May 2, 2013 Leave a comment
An accredited investor is a person that the SEC deems is sophisticated enough to protect themselves in making investment decisions and therefore does not require certain additional protections under certain securities laws. There are several ways to qualify as an accredited investor with the most common being having either (1) $200,000 (or $300,000 jointly with your spouse) in income over the last 2 years or (2) $1 million in net worth (excluding home value).
Historically, accredited investor status has been very important to startups because securities laws make it is prohibitively expensive and burdensome to take investments from unaccredited investors. If a company sold securities to a non-accredited investor, it would effectively have to make disclosures on par with those required in an IPO.
Now, with passage of the JOBS Act, accredited investor status will take on even greater importance, primarily for two reasons:
Advertising for Angel Investments (General Solicitation in Reg D Offerings)
Soon (once the SEC finalizes the regulations under the JOBS Act) startups will be able to publicly advertise, or generally solicit, investments in their companies so long as all of the ultimate investors are accredited.
This means that companies would be able to publicize information about its financing round and the opportunity on television, radio, twitter, LinkedIn, Google ads, email blasts and any other method you could conceive of. This represents a sea change in both securities regulation and startup financing.
Currently only 10-15% of accredited investors in the country make any type of angel investments. By allowing advertising to these accredited investors, that number could dramatically increase with the other 85% becoming aware of investment opportunities and finding it much easier to participate (e.g. through an accredited investor funding portals like Gust, AngelList or FundersClub).
There is a catch, however, as to utilize general solicitation companies will now have to take “reasonable steps to verify” that every single one of the participating investors is accredited. In the past, this usually meant simply signing a questionnaire or agreeing to reps and warranties in a purchase agreement, or “self-certifying.” The SEC has specifically said that now, in many cases, this self-certification will not be enough where general solicitation has been used.

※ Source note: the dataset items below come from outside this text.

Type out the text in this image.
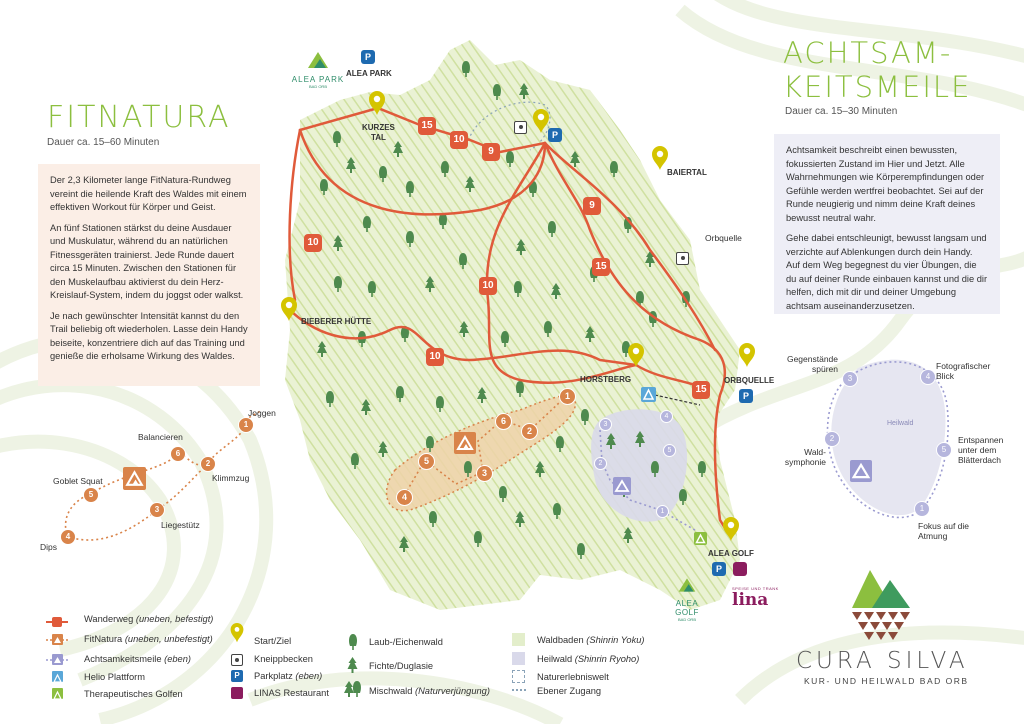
FITNATURA
Dauer ca. 15–60 Minuten

Der 2,3 Kilometer lange FitNatura-Rundweg vereint die heilende Kraft des Waldes mit einem effektiven Workout für Körper und Geist.

An fünf Stationen stärkst du deine Ausdauer und Muskulatur, während du an natürlichen Fitnessgeräten trainierst. Jede Runde dauert circa 15 Minuten. Zwischen den Stationen für den Muskelaufbau aktivierst du dein Herz-Kreislauf-System, indem du joggst oder walkst.

Je nach gewünschter Intensität kannst du den Trail beliebig oft wiederholen. Lasse dein Handy beiseite, konzentriere dich auf das Training und genieße die erholsame Wirkung des Waldes.

ACHTSAM-
KEITSMEILE
Dauer ca. 15–30 Minuten

Achtsamkeit beschreibt einen bewussten, fokussierten Zustand im Hier und Jetzt. Alle Wahrnehmungen wie Körperempfindungen oder Gefühle werden wertfrei beobachtet. Sei auf der Runde neugierig und nimm deine Kraft deines bewusst neutral wahr.

Gehe dabei entschleunigt, bewusst langsam und verzichte auf Ablenkungen durch dein Handy. Auf dem Weg begegnest du vier Übungen, die du auf deiner Runde einbauen kannst und die dir helfen, dich mit dir und deiner Umgebung achtsam auseinanderzusetzen.

Heilwald
15
10
9
9
15
10
10
10
15
1
2
3
4
5
6
1
2
3
4
5
P
P
P
P
ALEA PARK
BAD ORB
ALEA PARK
KURZES
TAL
BAIERTAL
Orbquelle
BIEBERER HÜTTE
HORSTBERG	ORBQUELLE
ALEA GOLF
ALEA GOLF
BAD ORB
SPEISE UND TRANK
lina
1
2
3
4
5
6
Joggen
Klimmzug
Liegestütz
Dips
Goblet Squat
Balancieren
1
2
3	4
5
Fokus auf die Atmung
Wald-symphonie
Gegenstände spüren	Fotografischer Blick
Entspannen unter dem Blätterdach
Wanderweg (uneben, befestigt)
FitNatura (uneben, unbefestigt)
Achtsamkeitsmeile (eben)
Helio Plattform
Therapeutisches Golfen
Start/Ziel
Kneippbecken
P	Parkplatz (eben)
LINAS Restaurant
Laub-/Eichenwald
Fichte/Duglasie
Mischwald (Naturverjüngung)
Waldbaden (Shinrin Yoku)
Heilwald (Shinrin Ryoho)
Naturerlebniswelt
Ebener Zugang
CURA SILVA
KUR- UND HEILWALD BAD ORB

Failure to appropriately verify accredited investor status could result in blowing the entire securities exemption with dire consequences, including giving each investor an option to rescind their investment (e.g. get their money back).
Investment Limits in Crowdfunding Offerings (under Title III of the JOBS Act)
Under JOBS Act, individual investors are subject to limits on the amount they can invest in a year through crowdfunding. For an investor with annual income or net worth less than $100,000, the investor may not invest more than the greater of $2,000 or 5% of their annual income or net worth. For an investor with annual income or net worth more than $100,000, the investor may not invest more than the greater of 10% of their annual income or net worth, not to exceed $100,000
What else? How else will accredited investor status become more important?